Dentro de sus aparentes similitudes, son dos formas muy distintas, casi diría que contrarias, de entender la danza flamenca. En ambos casos se trata de baile individual que centra su efectividad en la fuerza, en el dominio rítmico. Las formas parecidas, hasta cierto punto.
Lo que pasa es que Antoñete es un virtuoso, mientras que Manuela Ríos es una bailaora visceral. Lo que en el bailaor es un fino trenzado, pura orfebrería de percusión corporal, en Ríos puede ser tan sólo un gesto: un remate de los pies, sí, según reza la tradición; pero también un palmeado en el muslo, o un sutil movimiento del hombro, de la cabeza. Y esta diferencia se proyecta en la distancia enorme entre mensajes.
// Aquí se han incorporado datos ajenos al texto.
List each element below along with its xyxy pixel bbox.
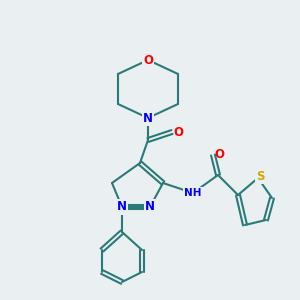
Text: N: N <box>143 112 153 124</box>
Text: O: O <box>173 125 183 139</box>
Text: NH: NH <box>184 188 202 198</box>
Text: S: S <box>256 169 264 182</box>
Text: N: N <box>145 200 155 214</box>
Text: O: O <box>214 148 224 161</box>
Text: O: O <box>143 53 153 67</box>
Text: N: N <box>117 200 127 214</box>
De Antoñete supimos anoche que es un hombre experimentado en el estudio, técnico, categórico, casi feroz. De Ríos conocimos su poderío terrenal, su profundo compromiso con la vida, a través de la danza. El baile es el instrumento. Lo que trasciende está detrás, delante. Abajo: la tierra, ya está dicho. El baile como instrumento para comunicar cosas, cosas humanas. Para comunicarse.
Antoñete tuvo más de un detalle de puro sabor, como bien supo apreciar el público que, sabio, se mostró más sensible hacia las formas directas que en los dibujos enrevesados, dificilísimos, de un mérito enorme por el alto nivel de autoexigencia alcanzado. En buena parte de sus dos bailes, soleá y bulerías, lo que comunicó fue un ejercicio hasta cierto punto maquinal.
Ríos, por el contrario, se dejó ser. Con una mapa coreográfico abierto, inexistente en muchas fases de su recital, dio espacio al vacío, a la nada. A su pura presencia escénica. Porque tiene poder, se lo puede permitir. Porque la tierra que la sostiene es su aliada. Porque se ha entregado a ella, jamás estará sola en la escena.